Doch mit der „digitalen Revolution“ hat sich auch das soziale Leben verändert. Kommunikation und Zusammenleben werden im erweiterten Lebensraum der Netzwelt einerseits von Menschen gesteuert, andererseits beeinflussen sie das Verhalten vor allem der allermeisten Jugendlichen erheblich. Die neuen Medien – und über sie Regierungen und Konzerne, die sie beherrschen und von ihnen profitieren – greifen nicht nur in unseren Alltag ein, sondern können auch unsere Persönlichkeit entkleiden und enteignen. Allein das macht deutlich, dass jeder Heranwachsende Urteilskraft entwickeln muss, will er nicht der Netzwelt hilflos ausgeliefert sein. Medienkompetenz wird so zu einer Schlüsselkompetenz. Das betrifft auch den Umgang mit Cybermobbing. Die um YouTube, Facebook, Twitter, WhatsApp etc. erweiterte Welt kennt weiterhin die gleichen Probleme wie früher: Denn die Geschichte der Schule war und ist begleitet von Leidensgeschichten, in denen Schülerinnen und Schüler ihre Klassenkameraden gedemütigt und gequält haben. Hier fehlte und fehlt den Akteuren zunächst soziale Kompetenz. Aber der entscheidende Unterschied zu früher ist, dass jedes Handeln und seine Folgen in den Internet-Plattformen des virtuellen Raumes öffentlich, für jeden Zweck zu verwenden und zu missbrauchen – und dazu noch von Dauer – sind. Junge Menschen sollten deshalb zu souveränem Handeln in den sozialen Netzwerken befähigt werden, sich von diesen nicht steuern zu lassen, sondern sie sich so zu eigen zu machen, dass sie auch in der Lage sind, kritische Informationen zu verbreiten. So wie sie von Netzmonopolisten – z. B. Google oder Apple – nicht gewollt sind. Medienkompetenz müsste sich daher auf drei Bereiche konzentrieren:
- Erstens: Junge Menschen müssen wissen, wie die vernetzte Welt funktioniert, wie Daten wandern, wie man auf sie zugreifen, sie manipulieren kann und vor allem, welche finanziellen und politischen Interessen dahinter stehen und welchen Stellenwert der Mensch dabei einnimmt.
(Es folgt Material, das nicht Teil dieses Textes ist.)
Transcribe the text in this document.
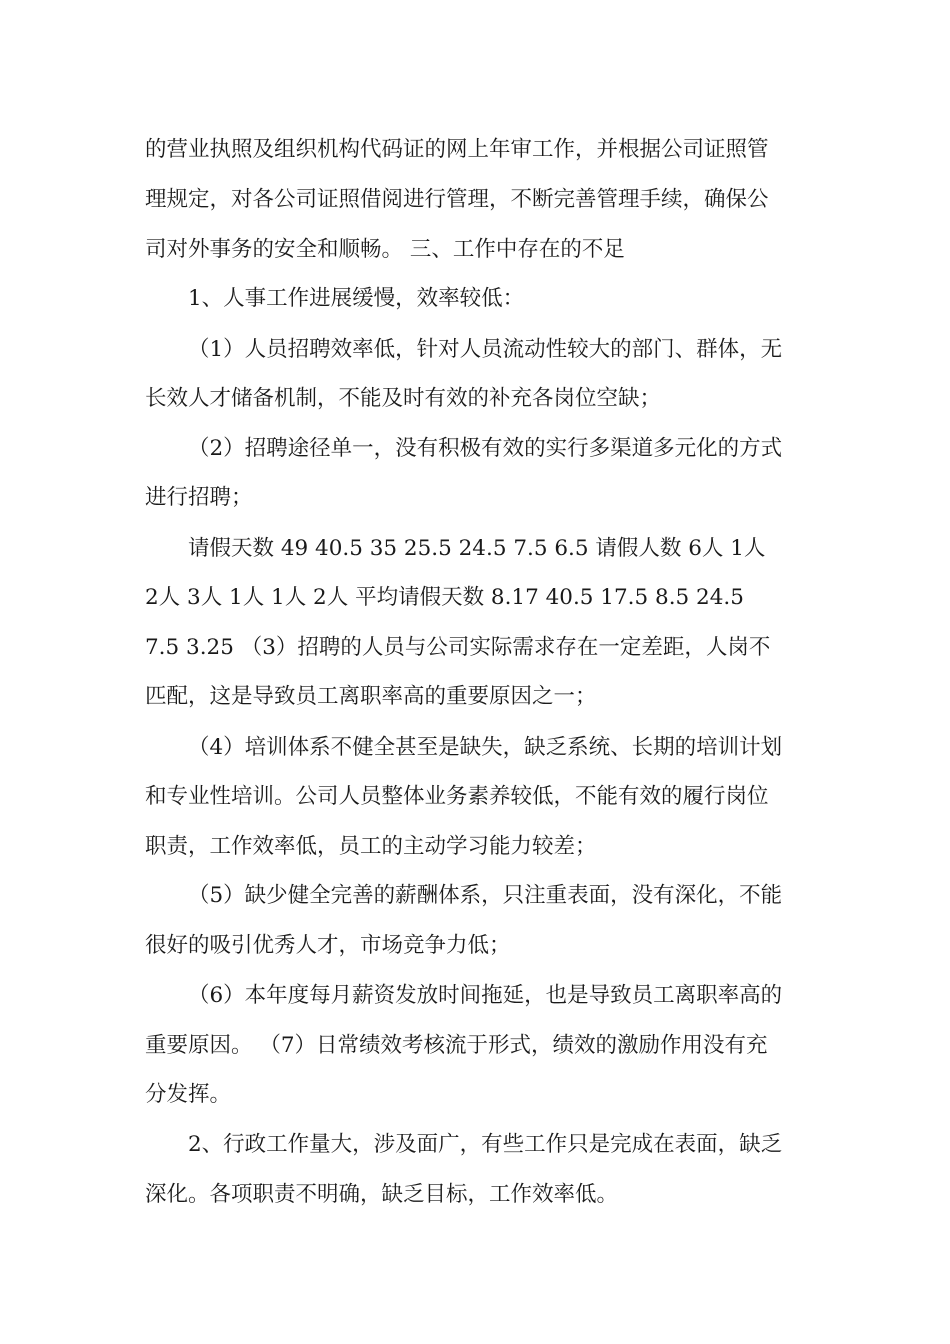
的营业执照及组织机构代码证的网上年审工作，并根据公司证照管
理规定，对各公司证照借阅进行管理，不断完善管理手续，确保公
司对外事务的安全和顺畅。 三、工作中存在的不足
1、人事工作进展缓慢，效率较低：
（1）人员招聘效率低，针对人员流动性较大的部门、群体，无
长效人才储备机制，不能及时有效的补充各岗位空缺；
（2）招聘途径单一，没有积极有效的实行多渠道多元化的方式
进行招聘；
请假天数 49 40.5 35 25.5 24.5 7.5 6.5 请假人数 6人 1人
2人 3人 1人 1人 2人 平均请假天数 8.17 40.5 17.5 8.5 24.5
7.5 3.25 （3）招聘的人员与公司实际需求存在一定差距，人岗不
匹配，这是导致员工离职率高的重要原因之一；
（4）培训体系不健全甚至是缺失，缺乏系统、长期的培训计划
和专业性培训。公司人员整体业务素养较低，不能有效的履行岗位
职责，工作效率低，员工的主动学习能力较差；
（5）缺少健全完善的薪酬体系，只注重表面，没有深化，不能
很好的吸引优秀人才，市场竞争力低；
（6）本年度每月薪资发放时间拖延，也是导致员工离职率高的
重要原因。 （7）日常绩效考核流于形式，绩效的激励作用没有充
分发挥。
2、行政工作量大，涉及面广，有些工作只是完成在表面，缺乏
深化。各项职责不明确，缺乏目标，工作效率低。
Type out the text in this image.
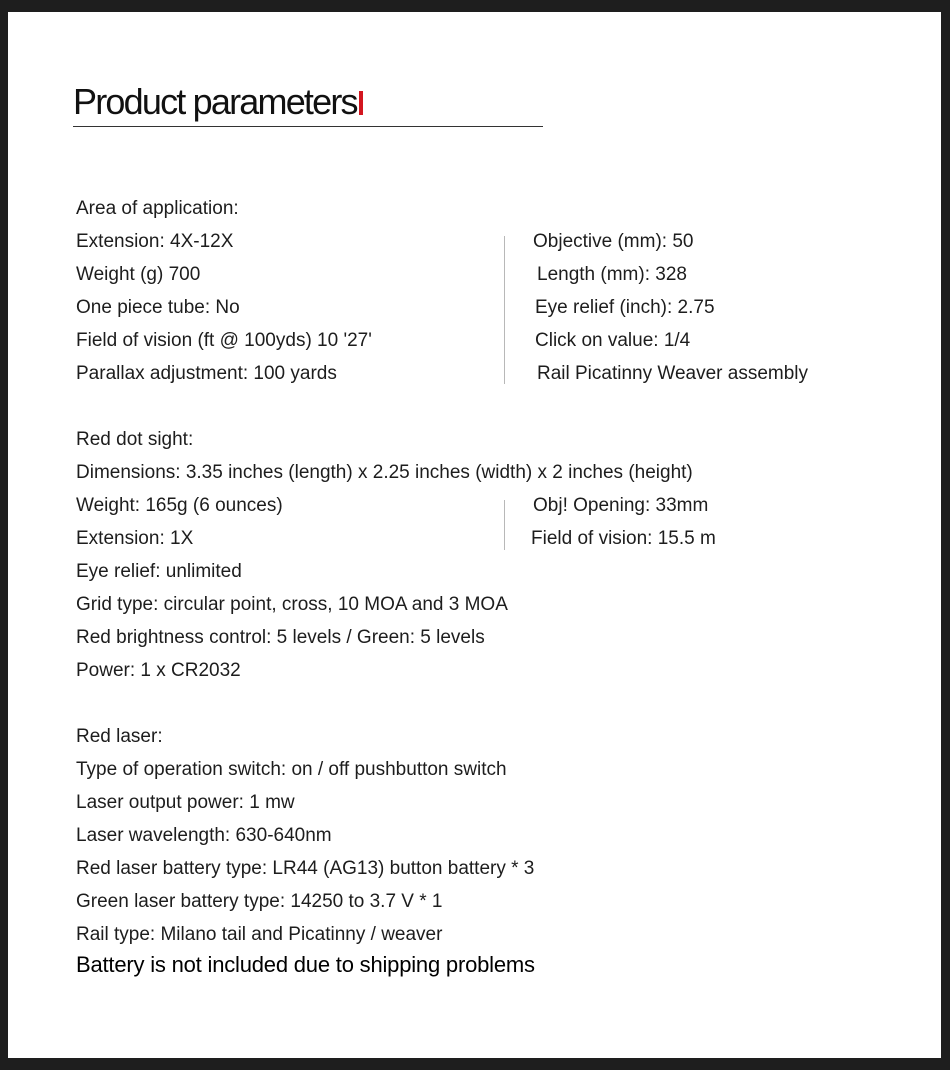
Product parameters
Area of application:
Extension: 4X-12X
Weight (g) 700
One piece tube: No
Field of vision (ft @ 100yds) 10 '27'
Parallax adjustment: 100 yards
Objective (mm): 50
Length (mm): 328
Eye relief (inch): 2.75
Click on value: 1/4
Rail Picatinny Weaver assembly
Red dot sight:
Dimensions: 3.35 inches (length) x 2.25 inches (width) x 2 inches (height)
Weight: 165g (6 ounces)
Extension: 1X
Obj! Opening: 33mm
Field of vision: 15.5 m
Eye relief: unlimited
Grid type: circular point, cross, 10 MOA and 3 MOA
Red brightness control: 5 levels / Green: 5 levels
Power: 1 x CR2032
Red laser:
Type of operation switch: on / off pushbutton switch
Laser output power: 1 mw
Laser wavelength: 630-640nm
Red laser battery type: LR44 (AG13) button battery * 3
Green laser battery type: 14250 to 3.7 V * 1
Rail type: Milano tail and Picatinny / weaver
Battery is not included due to shipping problems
- Zweitens: Schülerinnen und Schüler müssen in der Lage sein, die Wissensbestände digitaler Medien zu überprüfen, einzuordnen sowie Informationen auszuwählen. Das setzt voraus, dass sie sich an ethisch-moralischen Maßstäben orientieren können.
- Drittens: Mädchen und Jungen müssen sich auch mit der neuen Technologie vertraut machen, um mit Sprache, Bildern, Tönen und Symbolen, im Austausch mit anderen Menschen, soziale Realität gestalten zu können.
Und nicht zuletzt sollten junge Erwachsene in der Lage sein, sich gegen den totalen Zugriff der Medienkonzerne politisch zu wehren ebenso wie gegen die Überwachung durch die Nachrichtendienste. Sie sollten von den Regierungen einfordern, sie davor zu schützen, um so die Grundlage für ein selbstbestimmtes Leben in der Mediengesellschaft zu schaffen.
Ein bisschen viel verlangt von der Schule? Ja, wenn sie das alles allein zu bewerkstelligen hätte. Aber: Medienkompetenz müssen in einer demokratischen Gesellschaft alle erwerben in den, mit und auch gegen die Medien.